With a “property development” crowd, sports writer and moderator Willie Ramirez focused on questions with property impacts. And that’s where Badain, the Raiders president overseeing the NFL team’s move from Oakland to Las Vegas, shared a few tidbits.
Badain mentioned that it cost the Raiders $1.2 million an acre for the land hosting the team’s $1.8 billion domed stadium project on the west side of Interstate 15 across the highway from Mandalay Bay hotel-casino. Right after the Raiders bought the land, the property in that area shot up to $2 million to $3 million an acre, Badain said.

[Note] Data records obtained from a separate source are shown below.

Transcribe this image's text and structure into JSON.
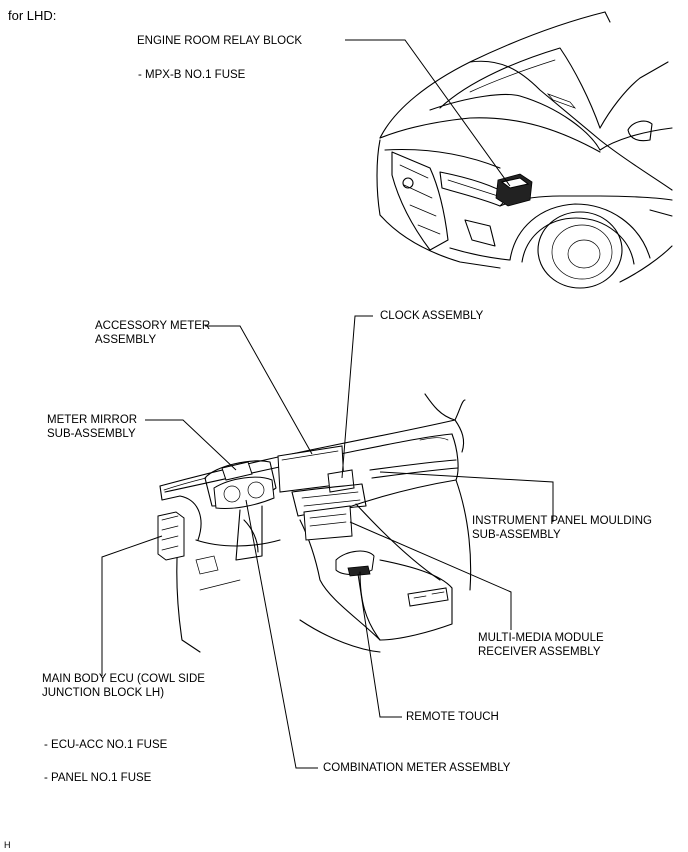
{
  "header": {
    "title": "for LHD:"
  },
  "labels": {
    "engine_room_relay_block": "ENGINE ROOM RELAY BLOCK",
    "mpx_b_fuse": "- MPX-B NO.1 FUSE",
    "accessory_meter_line1": "ACCESSORY METER",
    "accessory_meter_line2": "ASSEMBLY",
    "clock_assembly": "CLOCK ASSEMBLY",
    "meter_mirror_line1": "METER MIRROR",
    "meter_mirror_line2": "SUB-ASSEMBLY",
    "instrument_panel_line1": "INSTRUMENT PANEL MOULDING",
    "instrument_panel_line2": "SUB-ASSEMBLY",
    "multimedia_line1": "MULTI-MEDIA MODULE",
    "multimedia_line2": "RECEIVER ASSEMBLY",
    "main_body_ecu_line1": "MAIN BODY ECU (COWL SIDE",
    "main_body_ecu_line2": "JUNCTION BLOCK LH)",
    "remote_touch": "REMOTE TOUCH",
    "ecu_acc_fuse": "- ECU-ACC NO.1 FUSE",
    "panel_fuse": "- PANEL NO.1 FUSE",
    "combination_meter": "COMBINATION METER ASSEMBLY"
  },
  "footer": {
    "code": "H"
  }
}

“You saw an immediate pop,” Badain said about the impact on the local property values around the stadium site.
Badain also said 95 Raiders workers and consulting employees from Legends sports marketing agency are on the ground in Las Vegas, with another 200-250 to move from the Oakland-SF Bay area to Las Vegas. The Bay area is an expensive region to live, and the Raiders employees can “come here and buy a brand new home for an affordable price,” Badain said.
About 1,100 construction workers are on site at the Raiders stadium location, and that number will increase to 2,000 as the Raiders move to have the venue complete by July 31, 2020, he said. Southern Nevada is giving $750 million in public money to the Raiders for the stadium project.
Bubolz, the Golden Knights president, said his organization has about 300 workers, including 175 full-timers. With the Golden Knights’ player payroll and the team’s workers, the payroll is more than $100 million, Bubolz said.
Logan, the Aviators president who helped transition the Pacific Coast League Triple A baseball club from Cashman Field in downtown to a splendid $150 million jewel of a ballpark in Downtown Summerlin, said the new baseball park is situated in an area being developed by Summerlin and team owner Howard Hughes Corporation. Indeed, new apartments are being built just down the street along South Pavilion Center Drive less than a mile from the Aviators’ new 10,000-seat home.
Lashbrook, the Las Vegas Lights FC owner, noted the growth of sports in Las Vegas is delivering “wonderful intangibles” and hopes that his Triple A soccer team in the United Soccer League can make a jump to the big leagues of Major League Soccer.
The Aviators’ Logan also mentioned he fields phone calls weekly from interested parties looking at the prospect of bringing Major League Baseball to Las Vegas.
A question that the Raiders’ Badain seems to always face at these business gatherings is what about parking at the Raiders 65,000-seat stadium, where only about 3,000 plus cars can be parked on site.
“I’m not worried about parking,” Badain said. He noted the Raiders have purchased or leased land that has space for another 13,000 cars.
“I know people are making an issue out of that for the last year and a half and will make an issue out of it for the next year and a half,” Badain said.